The federal budget deficit totaled $1.7 trillion in fiscal year 2023, about $300 billion (23%) larger than the year before, according to a preliminary analysis released by the Congressional Budget Review on Tuesday.
The federal government received $4.4 trillion in revenues during the October 2022 to September 2023 period – $455 billion (9%) less than the year before. Outlays for the full fiscal year were $6.1 trillion, or $141 billion (2%) less than a year earlier.
As the CBO noted last month, the cancelation of the Biden administration’s plan to forgive billions of dollars in student loan debt distorted the data in both 2023 and 2022. If the recorded costs and savings for that plan – which never took effect – are excluded, the deficit in 2022 would shrink to about $900 billion, while the deficit in 2023 would increase to about $2 trillion.
“Thus, without the effects of debt cancellation (and excluding the effects of timing shifts), the deficit would have grown by nearly $1.1 trillion from 2022 to 2023,” CBO said.

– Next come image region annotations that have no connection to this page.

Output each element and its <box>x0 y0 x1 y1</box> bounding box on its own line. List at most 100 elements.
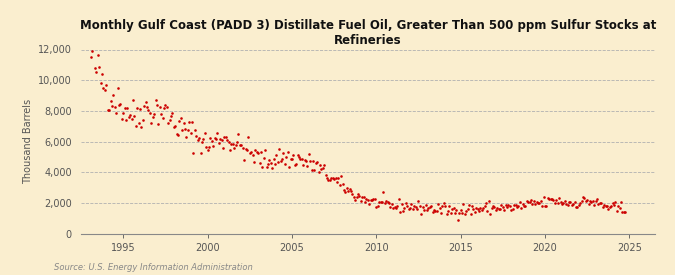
Point <box>570 205 581 210</box>
Point <box>620 209 630 214</box>
Point <box>524 200 535 204</box>
Point <box>236 142 246 147</box>
Point <box>125 113 136 118</box>
Point <box>305 159 316 164</box>
Point <box>618 210 629 214</box>
Point <box>413 199 424 203</box>
Point <box>512 205 522 209</box>
Point <box>474 208 485 213</box>
Point <box>377 200 387 205</box>
Point <box>485 211 495 216</box>
Point <box>605 204 616 208</box>
Point <box>181 135 192 139</box>
Point <box>358 195 369 199</box>
Point <box>593 202 604 207</box>
Point <box>139 104 150 108</box>
Point <box>239 158 250 162</box>
Point <box>240 147 251 152</box>
Point <box>409 204 420 208</box>
Point <box>555 199 566 204</box>
Point <box>182 128 193 132</box>
Point <box>437 204 448 208</box>
Point <box>222 137 233 142</box>
Point <box>596 201 607 205</box>
Point <box>97 72 107 76</box>
Point <box>132 106 142 110</box>
Point <box>108 92 119 97</box>
Point <box>294 155 304 160</box>
Point <box>219 134 230 139</box>
Point <box>592 197 603 201</box>
Point <box>155 105 165 109</box>
Point <box>288 153 299 157</box>
Point <box>226 142 237 146</box>
Point <box>200 145 211 149</box>
Point <box>296 156 307 161</box>
Point <box>163 121 173 125</box>
Point <box>549 201 560 205</box>
Point <box>374 200 385 204</box>
Point <box>554 196 564 200</box>
Point <box>142 105 153 109</box>
Point <box>252 150 263 155</box>
Point <box>274 147 285 151</box>
Point <box>508 207 518 211</box>
Point <box>465 211 476 216</box>
Point <box>348 195 359 199</box>
Point <box>199 131 210 135</box>
Point <box>368 197 379 201</box>
Point <box>382 200 393 204</box>
Point <box>315 163 325 168</box>
Point <box>575 201 586 205</box>
Point <box>610 199 621 204</box>
Point <box>487 204 498 208</box>
Point <box>319 163 329 167</box>
Point <box>92 53 103 57</box>
Point <box>191 134 202 138</box>
Point <box>493 207 504 211</box>
Point <box>151 103 162 107</box>
Point <box>295 156 306 161</box>
Point <box>578 195 589 199</box>
Point <box>537 203 547 208</box>
Text: Source: U.S. Energy Information Administration: Source: U.S. Energy Information Administ… <box>54 263 252 272</box>
Point <box>128 97 138 102</box>
Point <box>460 211 470 216</box>
Point <box>429 208 439 212</box>
Point <box>291 162 302 166</box>
Point <box>146 121 157 125</box>
Point <box>426 204 437 208</box>
Point <box>520 204 531 208</box>
Point <box>514 200 525 204</box>
Point <box>379 201 390 205</box>
Point <box>522 200 533 204</box>
Point <box>275 159 286 163</box>
Point <box>254 161 265 165</box>
Point <box>285 156 296 161</box>
Point <box>462 207 473 211</box>
Point <box>385 204 396 209</box>
Point <box>375 200 386 204</box>
Point <box>580 199 591 203</box>
Point <box>612 208 622 213</box>
Point <box>306 168 317 172</box>
Point <box>313 170 324 175</box>
Point <box>414 204 425 208</box>
Point <box>565 200 576 205</box>
Point <box>412 207 423 211</box>
Point <box>150 97 161 102</box>
Point <box>500 203 511 207</box>
Point <box>165 114 176 119</box>
Point <box>585 199 595 203</box>
Point <box>327 175 338 180</box>
Point <box>267 165 277 170</box>
Point <box>84 44 95 48</box>
Point <box>168 125 179 129</box>
Point <box>330 176 341 180</box>
Point <box>248 160 259 164</box>
Point <box>361 197 372 201</box>
Point <box>545 197 556 201</box>
Point <box>569 200 580 205</box>
Point <box>590 199 601 204</box>
Point <box>98 86 109 90</box>
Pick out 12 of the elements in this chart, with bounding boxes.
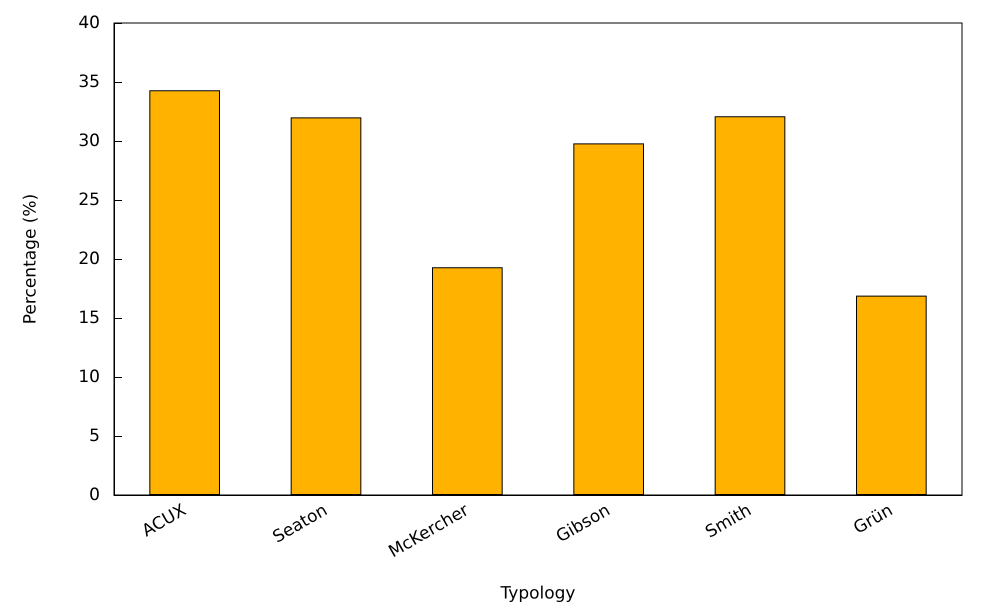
y-tick-label: 0 — [89, 485, 100, 505]
y-tick-label: 10 — [78, 367, 100, 387]
y-tick-label: 30 — [78, 131, 100, 151]
y-tick-label: 25 — [78, 190, 100, 210]
x-axis-title: Typology — [500, 584, 576, 604]
y-tick-label: 40 — [78, 13, 100, 33]
y-tick-label: 35 — [78, 72, 100, 92]
y-tick-label: 15 — [78, 308, 100, 328]
y-tick-label: 5 — [89, 426, 100, 446]
y-tick-label: 20 — [78, 249, 100, 269]
x-tick-label: Grün — [850, 500, 896, 539]
y-axis-title: Percentage (%) — [20, 194, 40, 324]
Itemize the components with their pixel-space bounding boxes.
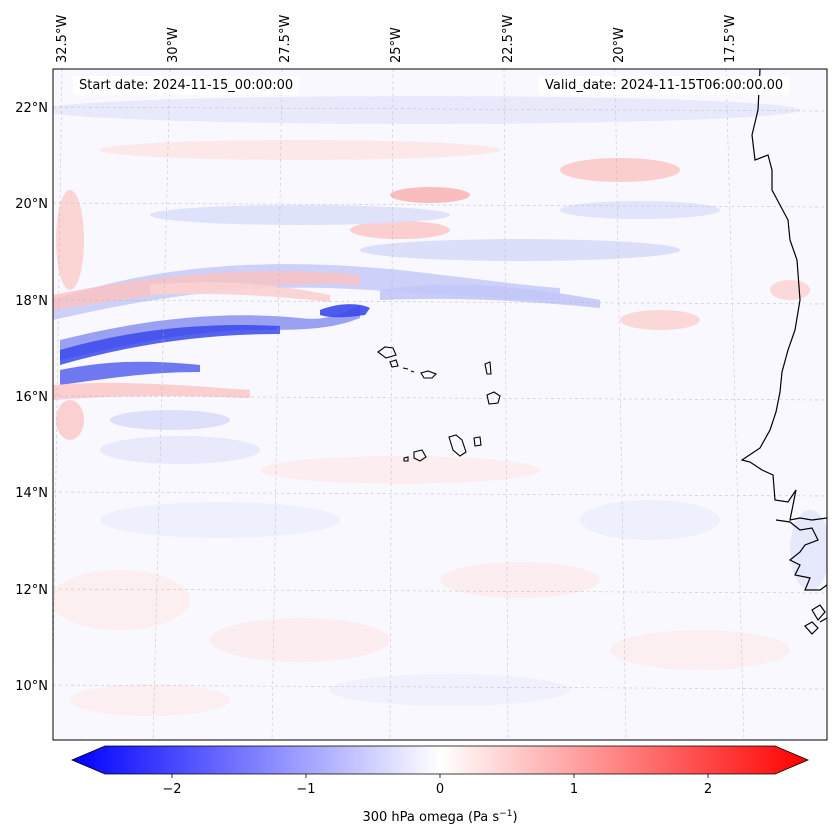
colorbar-body (70, 745, 810, 775)
colorbar-label-close: ) (512, 810, 517, 825)
colorbar: −2 −1 0 1 2 300 hPa omega (Pa s−1) (70, 745, 810, 825)
lon-label-22-5w: 22.5°W (501, 15, 516, 63)
colorbar-ticks (171, 774, 709, 778)
colorbar-tick-label: 0 (436, 782, 444, 797)
latitude-labels: 22°N 20°N 18°N 16°N 14°N 12°N 10°N (15, 101, 48, 694)
lat-label-10n: 10°N (15, 679, 48, 694)
cape-verde-islands (377, 346, 501, 462)
longitude-labels: 32.5°W 30°W 27.5°W 25°W 22.5°W 20°W 17.5… (55, 15, 738, 63)
colorbar-tick-label: −1 (296, 782, 315, 797)
lat-label-12n: 12°N (15, 583, 48, 598)
lon-label-17-5w: 17.5°W (723, 15, 738, 63)
lon-label-30w: 30°W (166, 27, 181, 63)
lat-label-22n: 22°N (15, 101, 48, 116)
lat-label-14n: 14°N (15, 486, 48, 501)
lon-label-32-5w: 32.5°W (55, 15, 70, 63)
valid-date-label: Valid_date: 2024-11-15T06:00:00.00 (539, 76, 790, 95)
colorbar-label: 300 hPa omega (Pa s−1) (362, 809, 517, 825)
lon-label-25w: 25°W (389, 27, 404, 63)
coastline (740, 69, 827, 635)
colorbar-label-main: 300 hPa omega (Pa s (362, 810, 499, 825)
gridlines (53, 69, 827, 740)
lon-label-20w: 20°W (612, 27, 627, 63)
colorbar-tick-label: −2 (162, 782, 181, 797)
colorbar-label-sup: −1 (499, 809, 512, 819)
start-date-label: Start date: 2024-11-15_00:00:00 (73, 76, 300, 95)
lon-label-27-5w: 27.5°W (278, 15, 293, 63)
map-panel (52, 68, 828, 741)
colorbar-tick-label: 2 (704, 782, 712, 797)
lat-label-18n: 18°N (15, 294, 48, 309)
lat-label-16n: 16°N (15, 390, 48, 405)
omega-field (53, 96, 827, 716)
colorbar-tick-label: 1 (570, 782, 578, 797)
africa-coast (740, 69, 827, 521)
lat-label-20n: 20°N (15, 197, 48, 212)
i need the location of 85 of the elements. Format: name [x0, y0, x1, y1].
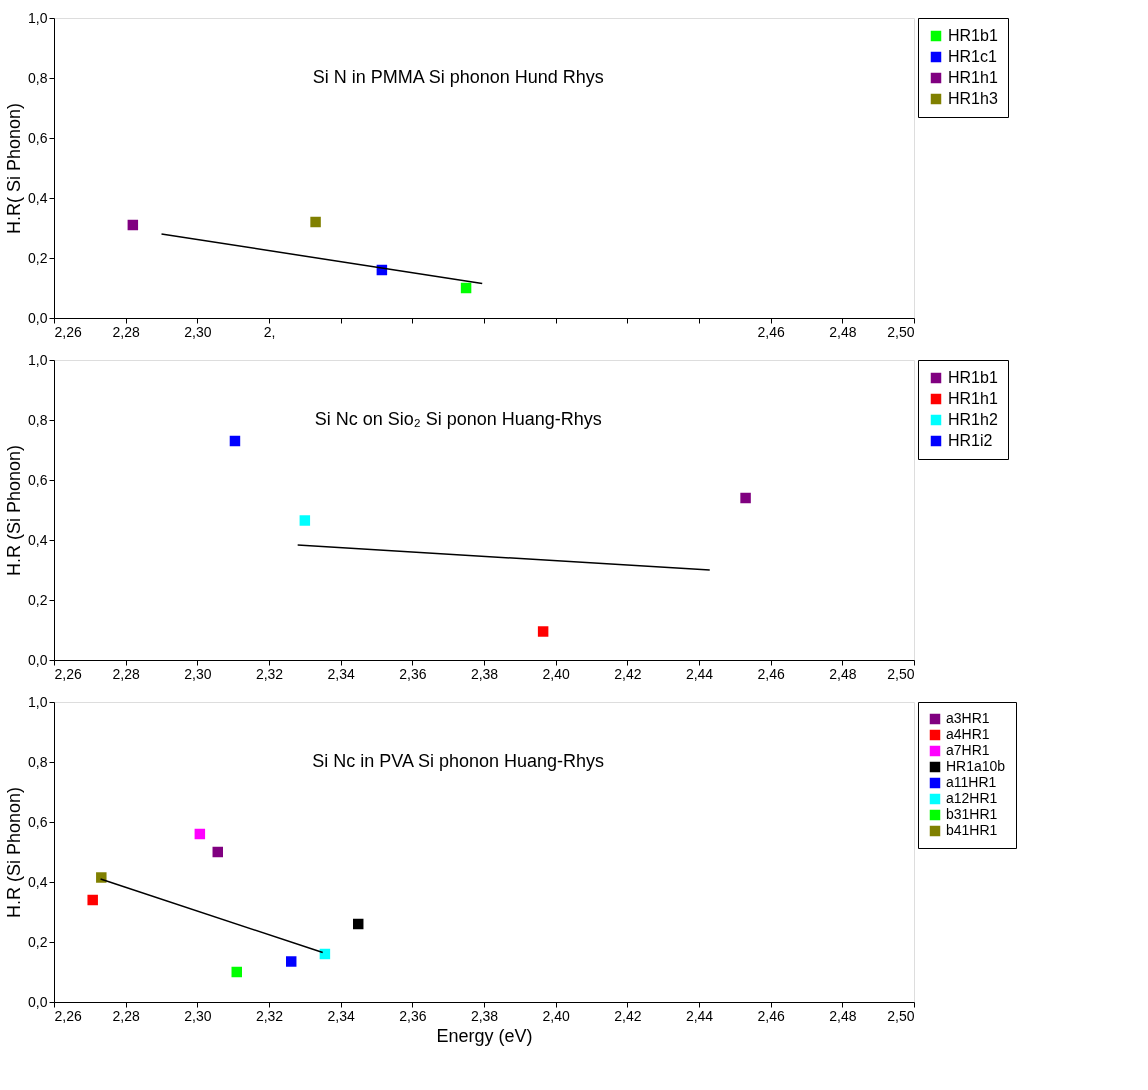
x-tick-label: 2,26 — [54, 323, 82, 340]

The fiscal hawks at the Committee for a Responsible Federal Budget said the latest CBO numbers highlight the need to bring the federal debt and deficit under control. “After declining in recent years due to the pandemic ending, the deficit is now back on the rise, totaling $1.7 trillion in 2023 and more than double last year’s when you exclude the President’s now-overturned student debt cancellation and timing shifts,” CRFB's president Maya MacGuineas said in a statement. “With deficits doubling, interest rates surging, major trust funds on course to be exhausted in a decade, and new security threats emerging – everything is telling us it’s time to address the debt.”
The U.S. Treasury will provide the final, official numbers for the 2023 budget later this week.